Quand on observe les générations actuelles, une tension profonde se dégagent entre deux types d’âges. D’un côté, des individus en âge d’être jeunes qui manifestent déjà un manque de vitalité, une rigidité mentale et une passivité devant le monde. De l’autre, des personnes âgées dont la curiosité et l’émerveillement ne semblent pas avoir été ébranlés par le temps.

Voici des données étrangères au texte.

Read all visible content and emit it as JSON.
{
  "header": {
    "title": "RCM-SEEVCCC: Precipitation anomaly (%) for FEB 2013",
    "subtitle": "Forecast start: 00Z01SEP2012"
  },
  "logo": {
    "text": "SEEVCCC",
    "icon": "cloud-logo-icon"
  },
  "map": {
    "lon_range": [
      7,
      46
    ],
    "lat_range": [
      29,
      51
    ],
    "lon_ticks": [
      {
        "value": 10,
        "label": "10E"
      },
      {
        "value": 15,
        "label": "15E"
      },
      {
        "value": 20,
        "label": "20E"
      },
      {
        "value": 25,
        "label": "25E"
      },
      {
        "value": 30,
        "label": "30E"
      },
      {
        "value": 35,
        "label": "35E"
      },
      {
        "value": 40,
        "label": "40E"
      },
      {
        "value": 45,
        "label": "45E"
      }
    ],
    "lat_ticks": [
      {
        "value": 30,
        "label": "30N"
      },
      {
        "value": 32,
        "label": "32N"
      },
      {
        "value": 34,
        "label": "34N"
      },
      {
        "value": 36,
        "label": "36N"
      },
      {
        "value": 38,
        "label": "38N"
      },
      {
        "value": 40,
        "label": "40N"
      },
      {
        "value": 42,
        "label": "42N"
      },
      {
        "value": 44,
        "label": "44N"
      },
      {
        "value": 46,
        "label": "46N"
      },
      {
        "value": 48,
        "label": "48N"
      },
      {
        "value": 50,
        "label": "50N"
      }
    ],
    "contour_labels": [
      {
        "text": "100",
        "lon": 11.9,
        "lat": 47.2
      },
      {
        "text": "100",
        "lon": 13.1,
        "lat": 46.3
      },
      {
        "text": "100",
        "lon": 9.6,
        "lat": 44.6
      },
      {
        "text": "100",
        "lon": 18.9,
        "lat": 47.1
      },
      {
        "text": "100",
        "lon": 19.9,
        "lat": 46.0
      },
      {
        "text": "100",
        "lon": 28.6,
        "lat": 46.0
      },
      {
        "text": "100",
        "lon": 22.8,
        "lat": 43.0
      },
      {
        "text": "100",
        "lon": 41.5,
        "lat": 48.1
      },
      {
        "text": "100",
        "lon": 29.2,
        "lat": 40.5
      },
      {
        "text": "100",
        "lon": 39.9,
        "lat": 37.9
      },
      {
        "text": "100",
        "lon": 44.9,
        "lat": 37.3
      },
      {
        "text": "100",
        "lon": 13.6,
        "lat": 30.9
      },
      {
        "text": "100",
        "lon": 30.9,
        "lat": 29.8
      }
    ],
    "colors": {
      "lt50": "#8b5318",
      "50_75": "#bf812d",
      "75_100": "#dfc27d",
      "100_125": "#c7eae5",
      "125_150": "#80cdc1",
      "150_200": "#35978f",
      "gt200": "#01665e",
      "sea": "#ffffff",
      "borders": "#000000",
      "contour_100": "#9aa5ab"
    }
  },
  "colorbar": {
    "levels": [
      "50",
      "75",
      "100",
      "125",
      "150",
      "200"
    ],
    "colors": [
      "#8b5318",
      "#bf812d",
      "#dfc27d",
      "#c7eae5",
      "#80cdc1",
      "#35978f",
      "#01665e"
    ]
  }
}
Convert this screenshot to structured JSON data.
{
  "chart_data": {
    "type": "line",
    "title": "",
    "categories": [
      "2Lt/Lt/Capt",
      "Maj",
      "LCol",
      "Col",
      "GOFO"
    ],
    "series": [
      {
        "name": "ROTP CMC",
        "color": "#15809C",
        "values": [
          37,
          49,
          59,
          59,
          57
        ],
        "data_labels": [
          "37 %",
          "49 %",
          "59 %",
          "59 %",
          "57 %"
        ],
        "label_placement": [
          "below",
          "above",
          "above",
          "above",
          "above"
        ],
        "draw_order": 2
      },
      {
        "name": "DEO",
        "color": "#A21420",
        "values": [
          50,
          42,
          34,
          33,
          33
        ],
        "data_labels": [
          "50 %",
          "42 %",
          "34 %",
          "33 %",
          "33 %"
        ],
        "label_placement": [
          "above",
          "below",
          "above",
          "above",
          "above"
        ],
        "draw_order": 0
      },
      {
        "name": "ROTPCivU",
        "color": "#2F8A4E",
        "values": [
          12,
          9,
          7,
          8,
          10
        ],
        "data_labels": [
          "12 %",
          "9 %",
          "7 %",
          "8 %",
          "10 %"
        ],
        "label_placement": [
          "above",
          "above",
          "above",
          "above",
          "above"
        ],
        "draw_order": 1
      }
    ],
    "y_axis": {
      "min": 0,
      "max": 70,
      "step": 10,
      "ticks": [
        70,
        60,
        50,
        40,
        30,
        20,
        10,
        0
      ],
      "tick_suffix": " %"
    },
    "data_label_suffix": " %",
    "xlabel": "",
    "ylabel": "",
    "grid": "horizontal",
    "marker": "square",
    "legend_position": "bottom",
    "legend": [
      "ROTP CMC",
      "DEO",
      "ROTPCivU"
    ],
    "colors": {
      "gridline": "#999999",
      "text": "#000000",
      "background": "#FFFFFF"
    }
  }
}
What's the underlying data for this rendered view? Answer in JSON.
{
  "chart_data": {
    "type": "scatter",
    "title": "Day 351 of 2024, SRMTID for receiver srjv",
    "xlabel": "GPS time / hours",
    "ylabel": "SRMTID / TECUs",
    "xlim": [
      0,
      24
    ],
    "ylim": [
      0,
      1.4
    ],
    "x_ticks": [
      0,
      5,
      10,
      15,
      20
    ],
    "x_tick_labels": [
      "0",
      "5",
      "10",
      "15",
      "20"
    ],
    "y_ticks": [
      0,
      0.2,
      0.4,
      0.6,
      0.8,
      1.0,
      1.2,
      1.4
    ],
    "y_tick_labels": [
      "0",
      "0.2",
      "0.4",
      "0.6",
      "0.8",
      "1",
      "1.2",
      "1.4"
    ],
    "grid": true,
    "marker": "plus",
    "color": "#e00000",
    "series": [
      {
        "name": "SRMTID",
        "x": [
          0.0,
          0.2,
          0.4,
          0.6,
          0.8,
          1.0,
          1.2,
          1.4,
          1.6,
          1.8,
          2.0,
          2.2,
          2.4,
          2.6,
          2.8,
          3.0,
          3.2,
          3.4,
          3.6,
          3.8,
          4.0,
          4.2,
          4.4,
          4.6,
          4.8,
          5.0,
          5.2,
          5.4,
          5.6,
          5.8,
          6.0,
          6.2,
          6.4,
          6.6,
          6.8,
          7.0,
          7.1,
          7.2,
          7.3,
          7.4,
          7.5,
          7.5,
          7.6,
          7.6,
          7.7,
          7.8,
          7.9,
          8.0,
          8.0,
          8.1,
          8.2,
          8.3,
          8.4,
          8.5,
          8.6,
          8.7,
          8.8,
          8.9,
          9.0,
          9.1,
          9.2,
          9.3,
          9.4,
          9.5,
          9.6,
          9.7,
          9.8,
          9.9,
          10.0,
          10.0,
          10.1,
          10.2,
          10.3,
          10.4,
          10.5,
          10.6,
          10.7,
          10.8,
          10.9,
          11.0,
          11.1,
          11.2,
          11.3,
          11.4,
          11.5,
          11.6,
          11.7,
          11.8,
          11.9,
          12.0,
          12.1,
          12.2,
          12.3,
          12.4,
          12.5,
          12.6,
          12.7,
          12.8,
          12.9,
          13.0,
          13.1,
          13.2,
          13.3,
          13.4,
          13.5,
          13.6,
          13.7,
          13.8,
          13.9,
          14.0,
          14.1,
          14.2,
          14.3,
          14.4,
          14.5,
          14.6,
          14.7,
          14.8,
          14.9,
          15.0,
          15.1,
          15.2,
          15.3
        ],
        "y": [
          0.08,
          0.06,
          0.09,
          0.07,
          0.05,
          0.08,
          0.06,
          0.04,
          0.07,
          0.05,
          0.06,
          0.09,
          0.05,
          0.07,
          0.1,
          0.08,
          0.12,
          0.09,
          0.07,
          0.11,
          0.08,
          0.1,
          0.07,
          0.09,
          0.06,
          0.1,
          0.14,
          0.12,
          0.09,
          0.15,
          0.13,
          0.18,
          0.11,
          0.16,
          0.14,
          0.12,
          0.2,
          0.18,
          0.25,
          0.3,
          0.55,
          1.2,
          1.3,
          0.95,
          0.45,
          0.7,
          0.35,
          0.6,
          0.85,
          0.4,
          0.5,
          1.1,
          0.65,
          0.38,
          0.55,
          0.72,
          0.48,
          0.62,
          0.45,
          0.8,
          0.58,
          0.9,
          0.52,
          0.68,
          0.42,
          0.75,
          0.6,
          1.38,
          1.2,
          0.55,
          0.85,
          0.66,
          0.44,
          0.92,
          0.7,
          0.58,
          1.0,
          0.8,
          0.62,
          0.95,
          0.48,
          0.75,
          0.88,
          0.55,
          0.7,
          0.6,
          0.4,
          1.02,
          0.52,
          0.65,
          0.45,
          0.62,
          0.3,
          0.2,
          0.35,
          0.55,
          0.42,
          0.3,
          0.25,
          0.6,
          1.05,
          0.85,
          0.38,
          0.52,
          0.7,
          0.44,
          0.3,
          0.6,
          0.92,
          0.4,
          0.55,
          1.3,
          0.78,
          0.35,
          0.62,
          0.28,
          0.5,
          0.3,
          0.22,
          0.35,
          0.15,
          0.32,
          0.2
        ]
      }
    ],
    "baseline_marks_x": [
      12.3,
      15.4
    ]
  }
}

Oscar Wilde, dans Le portrait de Dorian Gray, soulignait que la véritable vieillesse n’est pas simplement le passage du temps mais une perte de sensibilité. Aujourd’hui, ce phénomène se retrouve à un rythme inédit : les jeunes adultes, souvent désabusés par des réalités sociales complexes, perdent rapidement leur capacité à s’émerveiller. Leur esprit devient un édifice de certitudes, sans espace pour la créativité ou l’ouverture sur le monde. Ces personnes, qui semblent déjà « vieux d’esprit », se fossilisent avant même d’avoir atteint l’âge physique.
En revanche, des individus plus âgés conservent une énergie mentale incroyable. Leur esprit ne s’éteint pas avec le temps ; au contraire, ils s’enrichissent grâce à des expériences passées et à une capacité constante d’adaptation aux transformations du monde. Gaston Bachelard, dans La Poétique de la rêverie, expliquait que la véritable jeunesse réside dans l’archétype de l’enfance – cette part de l’esprit qui ne meurt jamais. Les personnes qui ont conservé ce phénomène restent éternellement jeunes, malgré leur âge chronométrique.
Ce paradoxe est particulièrement visible aujourd’hui, où la pression sociale et les attentes rapides génèrent un manque d’empathie chez certains jeunes. Ils se recentrent sur des réponses immédiates plutôt que sur l’épanouissement intellectuel ou émotionnel. Lorsqu’un jeune perd sa capacité à s’émerveiller, il ne vieillit plus en esprit mais en physique – ce qui rend le phénomène si profondément troublant.
Il est donc essentiel de comprendre que l’âge n’est pas un simple comptage des années. La véritable jeunesse se mesure à la capacité d’un individu à rester en contact avec son être intérieur et à maintenir une relation avec le monde qui ne s’éteint jamais. Chaque personne a le choix : vieillir en sécurité ou rester jeune par l’ouverture d’esprit. Le temps n’a pas de pouvoir sur cet équilibre intérieur.